一瞬間,車子裏沉默了下來,念如歌緊抿著唇,突然覺得有些沒意思。
夏流年要求別的任何她都可以答應,可偏偏他要求自己不去管梁千夜,她卻做不到。
因為她沒有辦法背棄一個真心真意對自己好的人,梁千夜是她十幾年裏所有孤獨無助的時候第一個出現陪伴幫助她的人,她沒有辦法對一個曾經給過她無數溫暖和幫助的人不聞不問。
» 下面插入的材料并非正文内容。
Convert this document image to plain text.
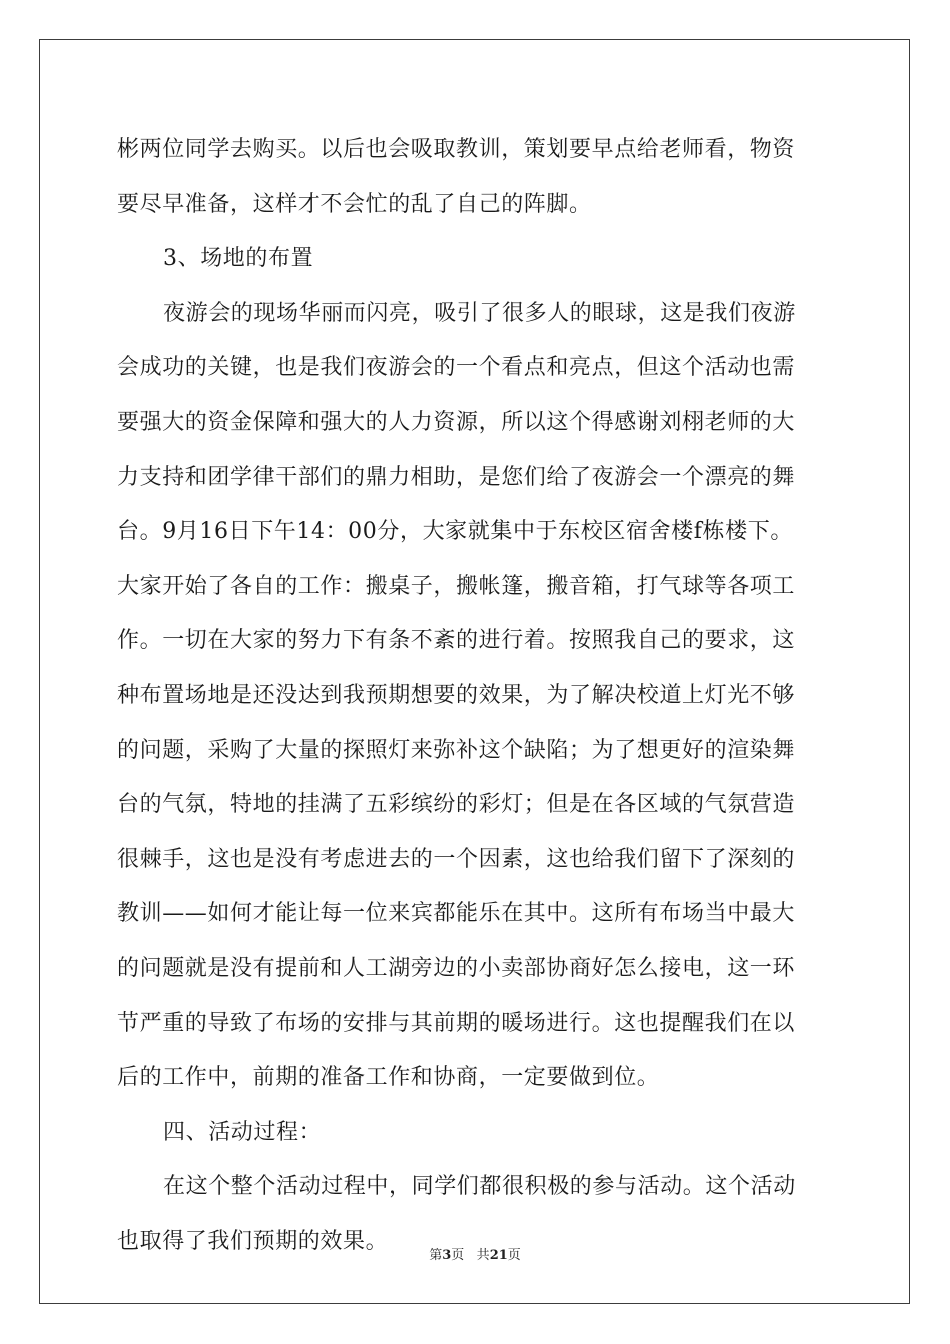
彬两位同学去购买。以后也会吸取教训，策划要早点给老师看，物资
要尽早准备，这样才不会忙的乱了自己的阵脚。
3、场地的布置
夜游会的现场华丽而闪亮，吸引了很多人的眼球，这是我们夜游
会成功的关键，也是我们夜游会的一个看点和亮点，但这个活动也需
要强大的资金保障和强大的人力资源，所以这个得感谢刘栩老师的大
力支持和团学律干部们的鼎力相助，是您们给了夜游会一个漂亮的舞
台。9月16日下午14：00分，大家就集中于东校区宿舍楼f栋楼下。
大家开始了各自的工作：搬桌子，搬帐篷，搬音箱，打气球等各项工
作。一切在大家的努力下有条不紊的进行着。按照我自己的要求，这
种布置场地是还没达到我预期想要的效果，为了解决校道上灯光不够
的问题，采购了大量的探照灯来弥补这个缺陷；为了想更好的渲染舞
台的气氛，特地的挂满了五彩缤纷的彩灯；但是在各区域的气氛营造
很棘手，这也是没有考虑进去的一个因素，这也给我们留下了深刻的
教训——如何才能让每一位来宾都能乐在其中。这所有布场当中最大
的问题就是没有提前和人工湖旁边的小卖部协商好怎么接电，这一环
节严重的导致了布场的安排与其前期的暖场进行。这也提醒我们在以
后的工作中，前期的准备工作和协商，一定要做到位。
四、活动过程：
在这个整个活动过程中，同学们都很积极的参与活动。这个活动
也取得了我们预期的效果。
第3页 共21页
她沉默了一會兒,就在夏流年以為她不會再說什麼的時候,念如歌卻又突然開口,隻是很輕的一句話,卻直擊夏流年的心髒。
她說:“如果你沒有辦法接受我和千夜的友情,那我們這段感情就趁早斷了吧,因為我這一輩子不可能棄他不顧。”
車廂裏的氣氛瞬間冷到爆,夏流年瞪大了眸子不可置信的看著念如歌,他幾乎懷疑自己是聽錯了。
他望著她,拳頭早已經捏緊了,卻還在控製自己盡量冷靜,努力放輕了聲音問:“你說什麼?我沒聽清楚,你再說一次!”
念如歌坐直了背脊,不去看夏流年,隻是看著窗外倒退的風景說:“你明明聽得一清二楚又何必再明知故問。”
夏流年心口生痛,瞳孔裏卻滿是怒火,就是因為他將她的話聽得一清二楚,他才越發的不敢置信。
為了一個梁千夜,她竟然可以放棄自己!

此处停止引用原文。